このタイミングで話といったらクリパの誘いしかないのが分かんないかね、こいつは?
「由夢ちゃんもそういう年頃だからねぇ~」
さくらさんもしみじみと呟く。
「義くん、お兄さんなんだから、もっと由夢ちゃんに優しくしないとだめだよ?」
「何かよく分かんないけど、すんません……」
「音姉に謝っても意味ねぇだろーが。明日ちゃんと由夢と話つけろよ」
「ついでにクリパも一緒に回るとか?」
「それ、いいんじゃないですか?」
「おいおい、何でそういう話になってんだよ?由夢なら天枷と一緒に回るんじゃないか?」
俺たちは揃って、だめだこいつ、というリアクションをとった。
「それにしても、ついに明日だね~♪」
「さくらさん、毎年お仕事でまともに参加できなかったんですよね?」
「うん……。

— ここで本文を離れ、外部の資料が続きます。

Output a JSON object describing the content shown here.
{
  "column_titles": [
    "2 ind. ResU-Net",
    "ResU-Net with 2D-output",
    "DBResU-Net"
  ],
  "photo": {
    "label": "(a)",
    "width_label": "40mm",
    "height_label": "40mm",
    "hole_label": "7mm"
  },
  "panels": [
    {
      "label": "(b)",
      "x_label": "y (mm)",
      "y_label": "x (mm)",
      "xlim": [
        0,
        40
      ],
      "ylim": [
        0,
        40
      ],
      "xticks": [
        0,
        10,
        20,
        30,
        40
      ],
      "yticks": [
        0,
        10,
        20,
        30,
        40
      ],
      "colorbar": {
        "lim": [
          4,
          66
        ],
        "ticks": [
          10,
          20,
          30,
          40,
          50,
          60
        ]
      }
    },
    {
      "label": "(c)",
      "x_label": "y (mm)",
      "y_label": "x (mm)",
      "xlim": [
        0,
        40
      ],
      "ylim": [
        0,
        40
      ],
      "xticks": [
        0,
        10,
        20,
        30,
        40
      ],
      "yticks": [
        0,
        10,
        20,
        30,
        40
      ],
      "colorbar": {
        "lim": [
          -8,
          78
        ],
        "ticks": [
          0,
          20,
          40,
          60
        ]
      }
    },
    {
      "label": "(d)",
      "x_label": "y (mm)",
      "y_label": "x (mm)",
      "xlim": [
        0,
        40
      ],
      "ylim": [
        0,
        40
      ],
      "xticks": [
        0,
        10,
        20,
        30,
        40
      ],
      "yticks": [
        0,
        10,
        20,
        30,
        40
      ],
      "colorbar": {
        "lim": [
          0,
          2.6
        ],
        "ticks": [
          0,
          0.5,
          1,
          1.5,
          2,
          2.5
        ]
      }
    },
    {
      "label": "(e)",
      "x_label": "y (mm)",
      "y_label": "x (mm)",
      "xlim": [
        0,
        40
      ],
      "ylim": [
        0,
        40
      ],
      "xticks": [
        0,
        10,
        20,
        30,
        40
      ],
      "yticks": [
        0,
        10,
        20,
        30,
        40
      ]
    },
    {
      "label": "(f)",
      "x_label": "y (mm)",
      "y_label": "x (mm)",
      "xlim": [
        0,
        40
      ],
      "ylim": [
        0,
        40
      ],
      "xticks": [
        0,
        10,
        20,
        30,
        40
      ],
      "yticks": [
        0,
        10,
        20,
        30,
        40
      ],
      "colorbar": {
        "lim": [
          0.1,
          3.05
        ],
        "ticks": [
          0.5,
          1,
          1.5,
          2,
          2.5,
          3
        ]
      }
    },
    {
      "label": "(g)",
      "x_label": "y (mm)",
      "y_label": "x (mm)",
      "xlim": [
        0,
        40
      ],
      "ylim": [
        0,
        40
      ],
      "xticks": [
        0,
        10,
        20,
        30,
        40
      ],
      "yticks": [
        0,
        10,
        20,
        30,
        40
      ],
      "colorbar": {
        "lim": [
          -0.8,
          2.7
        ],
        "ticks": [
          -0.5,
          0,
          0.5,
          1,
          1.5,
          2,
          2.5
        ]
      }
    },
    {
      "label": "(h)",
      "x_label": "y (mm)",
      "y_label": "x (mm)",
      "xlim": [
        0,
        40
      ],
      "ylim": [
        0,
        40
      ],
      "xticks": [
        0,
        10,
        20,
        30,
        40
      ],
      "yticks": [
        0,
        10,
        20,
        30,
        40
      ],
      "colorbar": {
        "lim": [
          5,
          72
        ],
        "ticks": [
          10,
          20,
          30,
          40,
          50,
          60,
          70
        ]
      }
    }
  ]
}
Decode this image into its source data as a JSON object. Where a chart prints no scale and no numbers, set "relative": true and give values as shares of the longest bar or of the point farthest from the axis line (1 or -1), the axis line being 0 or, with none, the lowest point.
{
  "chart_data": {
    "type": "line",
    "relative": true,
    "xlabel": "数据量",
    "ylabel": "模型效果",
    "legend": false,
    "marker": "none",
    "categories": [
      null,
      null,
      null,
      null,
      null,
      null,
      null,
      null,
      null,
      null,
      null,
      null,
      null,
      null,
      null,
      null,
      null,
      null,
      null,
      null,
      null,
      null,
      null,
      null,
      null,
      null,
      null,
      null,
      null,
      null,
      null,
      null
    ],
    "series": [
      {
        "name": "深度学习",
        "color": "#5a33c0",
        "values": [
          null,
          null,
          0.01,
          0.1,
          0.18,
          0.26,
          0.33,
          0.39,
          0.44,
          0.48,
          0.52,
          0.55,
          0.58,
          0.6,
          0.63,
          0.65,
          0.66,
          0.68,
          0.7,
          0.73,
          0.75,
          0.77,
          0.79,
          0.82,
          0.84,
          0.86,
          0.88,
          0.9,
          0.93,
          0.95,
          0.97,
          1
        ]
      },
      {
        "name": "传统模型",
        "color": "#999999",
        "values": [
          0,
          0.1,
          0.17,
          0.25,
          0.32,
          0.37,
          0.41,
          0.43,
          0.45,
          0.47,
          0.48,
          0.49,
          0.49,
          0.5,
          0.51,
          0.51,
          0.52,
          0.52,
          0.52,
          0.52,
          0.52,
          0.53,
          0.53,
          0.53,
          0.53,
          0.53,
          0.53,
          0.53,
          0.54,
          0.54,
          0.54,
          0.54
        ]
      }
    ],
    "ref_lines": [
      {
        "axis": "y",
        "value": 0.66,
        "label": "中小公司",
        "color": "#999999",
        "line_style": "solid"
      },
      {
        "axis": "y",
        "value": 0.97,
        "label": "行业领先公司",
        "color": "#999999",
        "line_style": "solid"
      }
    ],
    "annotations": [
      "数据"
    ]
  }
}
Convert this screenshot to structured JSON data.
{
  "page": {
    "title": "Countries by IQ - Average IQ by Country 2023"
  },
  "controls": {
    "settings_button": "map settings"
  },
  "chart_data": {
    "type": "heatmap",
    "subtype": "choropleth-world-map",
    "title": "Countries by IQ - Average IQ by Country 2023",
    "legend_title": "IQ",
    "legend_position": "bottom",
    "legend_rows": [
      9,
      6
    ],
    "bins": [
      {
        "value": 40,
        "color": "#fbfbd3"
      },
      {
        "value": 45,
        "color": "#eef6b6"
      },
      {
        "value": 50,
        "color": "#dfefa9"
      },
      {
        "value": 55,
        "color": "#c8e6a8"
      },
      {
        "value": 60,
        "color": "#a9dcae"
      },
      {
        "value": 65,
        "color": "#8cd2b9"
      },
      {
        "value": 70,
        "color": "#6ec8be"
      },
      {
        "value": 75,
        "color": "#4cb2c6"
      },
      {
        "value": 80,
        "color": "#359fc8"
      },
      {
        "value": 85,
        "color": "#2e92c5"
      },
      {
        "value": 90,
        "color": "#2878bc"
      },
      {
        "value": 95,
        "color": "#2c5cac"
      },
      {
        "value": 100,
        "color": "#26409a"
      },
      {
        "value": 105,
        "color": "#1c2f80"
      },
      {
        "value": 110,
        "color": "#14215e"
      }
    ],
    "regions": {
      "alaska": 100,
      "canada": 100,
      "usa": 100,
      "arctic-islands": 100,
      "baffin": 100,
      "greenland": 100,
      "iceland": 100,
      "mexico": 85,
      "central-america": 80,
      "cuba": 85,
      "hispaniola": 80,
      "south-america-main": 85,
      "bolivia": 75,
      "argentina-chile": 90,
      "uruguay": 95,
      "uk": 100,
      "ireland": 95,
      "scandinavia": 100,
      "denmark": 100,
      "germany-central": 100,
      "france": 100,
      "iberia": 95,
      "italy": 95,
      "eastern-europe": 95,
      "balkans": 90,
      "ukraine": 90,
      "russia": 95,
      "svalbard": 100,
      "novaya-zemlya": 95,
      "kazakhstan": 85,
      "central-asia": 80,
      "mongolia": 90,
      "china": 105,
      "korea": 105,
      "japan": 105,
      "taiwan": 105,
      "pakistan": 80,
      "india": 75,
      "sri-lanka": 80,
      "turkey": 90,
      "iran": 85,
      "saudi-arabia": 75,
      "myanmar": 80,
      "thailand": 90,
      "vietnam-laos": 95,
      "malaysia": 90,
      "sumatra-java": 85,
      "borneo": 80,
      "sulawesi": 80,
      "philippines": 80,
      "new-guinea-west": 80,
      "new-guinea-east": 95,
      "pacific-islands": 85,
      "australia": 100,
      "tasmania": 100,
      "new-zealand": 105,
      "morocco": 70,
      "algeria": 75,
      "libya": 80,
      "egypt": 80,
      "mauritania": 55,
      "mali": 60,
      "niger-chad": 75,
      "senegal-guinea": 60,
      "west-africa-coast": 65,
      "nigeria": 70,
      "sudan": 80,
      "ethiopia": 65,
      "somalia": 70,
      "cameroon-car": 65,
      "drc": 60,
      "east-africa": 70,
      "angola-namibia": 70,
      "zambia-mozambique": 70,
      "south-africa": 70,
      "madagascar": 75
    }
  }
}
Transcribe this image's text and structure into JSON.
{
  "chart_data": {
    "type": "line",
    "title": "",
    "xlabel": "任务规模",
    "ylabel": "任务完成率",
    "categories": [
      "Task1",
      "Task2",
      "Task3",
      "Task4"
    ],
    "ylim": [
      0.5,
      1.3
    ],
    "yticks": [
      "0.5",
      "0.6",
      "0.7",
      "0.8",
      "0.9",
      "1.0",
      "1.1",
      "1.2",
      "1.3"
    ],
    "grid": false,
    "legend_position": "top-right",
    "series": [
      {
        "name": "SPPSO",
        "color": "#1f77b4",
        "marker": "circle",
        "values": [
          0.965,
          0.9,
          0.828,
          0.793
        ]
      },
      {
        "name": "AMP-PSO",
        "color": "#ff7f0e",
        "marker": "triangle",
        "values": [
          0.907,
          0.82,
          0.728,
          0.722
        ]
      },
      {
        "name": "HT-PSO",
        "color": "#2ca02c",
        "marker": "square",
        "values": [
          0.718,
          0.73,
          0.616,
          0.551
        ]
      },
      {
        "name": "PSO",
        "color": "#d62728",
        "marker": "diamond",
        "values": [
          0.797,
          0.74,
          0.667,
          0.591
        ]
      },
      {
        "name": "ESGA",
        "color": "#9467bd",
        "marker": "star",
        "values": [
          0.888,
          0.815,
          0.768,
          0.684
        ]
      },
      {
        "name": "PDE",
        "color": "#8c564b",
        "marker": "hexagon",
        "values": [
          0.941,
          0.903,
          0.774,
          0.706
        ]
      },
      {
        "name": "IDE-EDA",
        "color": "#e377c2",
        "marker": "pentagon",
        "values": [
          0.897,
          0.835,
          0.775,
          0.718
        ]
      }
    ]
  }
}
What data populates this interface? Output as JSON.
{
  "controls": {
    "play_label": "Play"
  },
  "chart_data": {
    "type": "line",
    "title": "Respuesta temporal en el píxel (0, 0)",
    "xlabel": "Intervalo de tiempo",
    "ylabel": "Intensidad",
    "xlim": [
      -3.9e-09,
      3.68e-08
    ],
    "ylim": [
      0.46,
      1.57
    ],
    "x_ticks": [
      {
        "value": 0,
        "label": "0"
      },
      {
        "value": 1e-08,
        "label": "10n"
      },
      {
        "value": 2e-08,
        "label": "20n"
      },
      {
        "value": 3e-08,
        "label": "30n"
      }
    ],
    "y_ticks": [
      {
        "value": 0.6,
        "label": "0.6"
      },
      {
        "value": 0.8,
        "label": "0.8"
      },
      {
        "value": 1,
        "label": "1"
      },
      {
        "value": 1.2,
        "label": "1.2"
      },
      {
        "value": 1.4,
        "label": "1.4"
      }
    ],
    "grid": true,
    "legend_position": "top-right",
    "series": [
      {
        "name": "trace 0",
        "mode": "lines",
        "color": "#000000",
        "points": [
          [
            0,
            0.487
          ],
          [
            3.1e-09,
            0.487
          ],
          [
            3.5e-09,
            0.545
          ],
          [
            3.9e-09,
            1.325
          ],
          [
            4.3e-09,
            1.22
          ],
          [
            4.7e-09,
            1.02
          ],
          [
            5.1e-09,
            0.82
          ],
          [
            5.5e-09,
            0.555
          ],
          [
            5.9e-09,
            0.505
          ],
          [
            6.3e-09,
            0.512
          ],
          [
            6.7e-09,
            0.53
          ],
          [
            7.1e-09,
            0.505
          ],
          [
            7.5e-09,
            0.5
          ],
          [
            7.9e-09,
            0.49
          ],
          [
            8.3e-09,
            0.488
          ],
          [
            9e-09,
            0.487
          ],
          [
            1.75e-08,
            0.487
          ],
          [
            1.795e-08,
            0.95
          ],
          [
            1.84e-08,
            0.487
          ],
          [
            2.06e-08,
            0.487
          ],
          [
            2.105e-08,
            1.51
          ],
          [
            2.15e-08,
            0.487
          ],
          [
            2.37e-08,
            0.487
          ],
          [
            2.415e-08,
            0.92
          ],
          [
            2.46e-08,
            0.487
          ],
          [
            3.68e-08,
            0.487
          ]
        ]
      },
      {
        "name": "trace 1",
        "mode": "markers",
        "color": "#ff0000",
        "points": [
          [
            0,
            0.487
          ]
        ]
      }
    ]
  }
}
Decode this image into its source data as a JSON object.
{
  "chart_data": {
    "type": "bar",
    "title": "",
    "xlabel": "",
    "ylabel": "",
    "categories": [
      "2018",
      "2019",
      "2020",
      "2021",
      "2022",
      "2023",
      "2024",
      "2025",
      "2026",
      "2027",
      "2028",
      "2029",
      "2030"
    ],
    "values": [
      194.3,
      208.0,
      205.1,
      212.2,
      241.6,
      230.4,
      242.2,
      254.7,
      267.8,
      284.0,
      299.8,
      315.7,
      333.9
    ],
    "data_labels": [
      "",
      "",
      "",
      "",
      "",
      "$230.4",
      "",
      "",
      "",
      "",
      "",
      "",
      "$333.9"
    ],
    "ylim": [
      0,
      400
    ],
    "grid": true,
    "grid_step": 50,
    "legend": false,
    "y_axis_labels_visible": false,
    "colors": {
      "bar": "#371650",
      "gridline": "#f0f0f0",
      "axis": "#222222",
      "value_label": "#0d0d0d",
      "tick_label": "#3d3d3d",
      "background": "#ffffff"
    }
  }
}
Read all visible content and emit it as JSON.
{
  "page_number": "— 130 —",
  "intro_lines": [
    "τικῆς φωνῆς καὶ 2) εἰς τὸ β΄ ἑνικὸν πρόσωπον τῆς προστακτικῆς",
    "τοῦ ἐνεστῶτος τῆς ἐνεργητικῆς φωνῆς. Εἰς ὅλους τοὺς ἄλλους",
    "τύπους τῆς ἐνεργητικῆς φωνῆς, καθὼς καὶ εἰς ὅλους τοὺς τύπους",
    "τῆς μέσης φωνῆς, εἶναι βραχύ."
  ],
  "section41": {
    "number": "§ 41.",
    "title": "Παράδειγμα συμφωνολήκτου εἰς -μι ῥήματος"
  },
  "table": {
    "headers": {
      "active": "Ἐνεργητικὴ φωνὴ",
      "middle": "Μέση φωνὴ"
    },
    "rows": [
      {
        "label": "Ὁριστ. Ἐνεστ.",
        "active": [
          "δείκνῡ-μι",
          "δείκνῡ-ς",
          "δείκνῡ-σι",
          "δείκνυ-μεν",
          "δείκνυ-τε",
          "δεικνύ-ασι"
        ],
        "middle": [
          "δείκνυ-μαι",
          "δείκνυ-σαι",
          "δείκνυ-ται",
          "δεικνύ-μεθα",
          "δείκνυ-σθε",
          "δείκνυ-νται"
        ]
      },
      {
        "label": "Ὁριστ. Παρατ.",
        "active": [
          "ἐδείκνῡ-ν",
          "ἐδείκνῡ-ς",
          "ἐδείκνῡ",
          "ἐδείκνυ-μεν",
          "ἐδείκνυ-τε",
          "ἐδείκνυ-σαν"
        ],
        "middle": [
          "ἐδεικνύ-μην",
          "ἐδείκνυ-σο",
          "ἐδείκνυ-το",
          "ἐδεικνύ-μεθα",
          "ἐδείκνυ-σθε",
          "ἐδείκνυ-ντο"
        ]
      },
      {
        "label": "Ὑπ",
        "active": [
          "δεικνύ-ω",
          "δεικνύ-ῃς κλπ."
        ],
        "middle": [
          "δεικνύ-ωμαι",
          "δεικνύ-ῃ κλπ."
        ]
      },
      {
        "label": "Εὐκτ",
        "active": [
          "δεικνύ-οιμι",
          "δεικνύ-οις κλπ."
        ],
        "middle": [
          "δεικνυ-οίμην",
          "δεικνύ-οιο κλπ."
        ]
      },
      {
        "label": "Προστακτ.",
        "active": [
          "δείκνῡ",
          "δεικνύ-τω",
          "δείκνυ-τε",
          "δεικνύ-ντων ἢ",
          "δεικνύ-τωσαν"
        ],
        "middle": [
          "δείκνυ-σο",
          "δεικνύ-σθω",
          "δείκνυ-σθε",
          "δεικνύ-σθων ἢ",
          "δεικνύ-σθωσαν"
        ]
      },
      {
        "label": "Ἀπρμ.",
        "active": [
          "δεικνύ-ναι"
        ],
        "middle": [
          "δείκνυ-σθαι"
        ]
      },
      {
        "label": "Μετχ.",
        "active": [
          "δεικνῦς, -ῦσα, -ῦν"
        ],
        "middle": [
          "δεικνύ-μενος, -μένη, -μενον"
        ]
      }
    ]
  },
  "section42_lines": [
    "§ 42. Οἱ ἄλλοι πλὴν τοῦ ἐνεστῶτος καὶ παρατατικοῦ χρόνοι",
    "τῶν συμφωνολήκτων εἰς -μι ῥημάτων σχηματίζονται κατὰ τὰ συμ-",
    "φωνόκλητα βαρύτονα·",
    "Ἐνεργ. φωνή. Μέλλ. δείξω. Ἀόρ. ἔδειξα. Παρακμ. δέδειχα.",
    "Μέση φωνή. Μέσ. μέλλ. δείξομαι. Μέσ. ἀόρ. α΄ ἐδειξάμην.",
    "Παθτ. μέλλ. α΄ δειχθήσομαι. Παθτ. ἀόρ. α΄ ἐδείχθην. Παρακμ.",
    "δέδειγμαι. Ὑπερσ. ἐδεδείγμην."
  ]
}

でも今年は光雅くんが手伝ってくれたおかげで、しっかり楽しめるよ!光雅くん、ありがとー!!」
さくらさん、そう言って俺に抱きつくのはマジで勘弁してください。
飯が食い辛いです。
「ゴホン、光くん、明日から生徒会は忙しいんだから、気合入れて行くんだよ!」
なぜか音姉が怖い。
なぜか怖い。
「それと義之」
「ん?」
「クラスの出し物、サボるなよ?」
「いや、まぁ、真面目にするよ……」
明日からクリパ、俺も生徒会の特別ゲストとして、あちこち動きまわらなければならない。
きっと忙しくなるんだろう。
それでも、みんなが楽しめるクリパにしたい、と強く思った。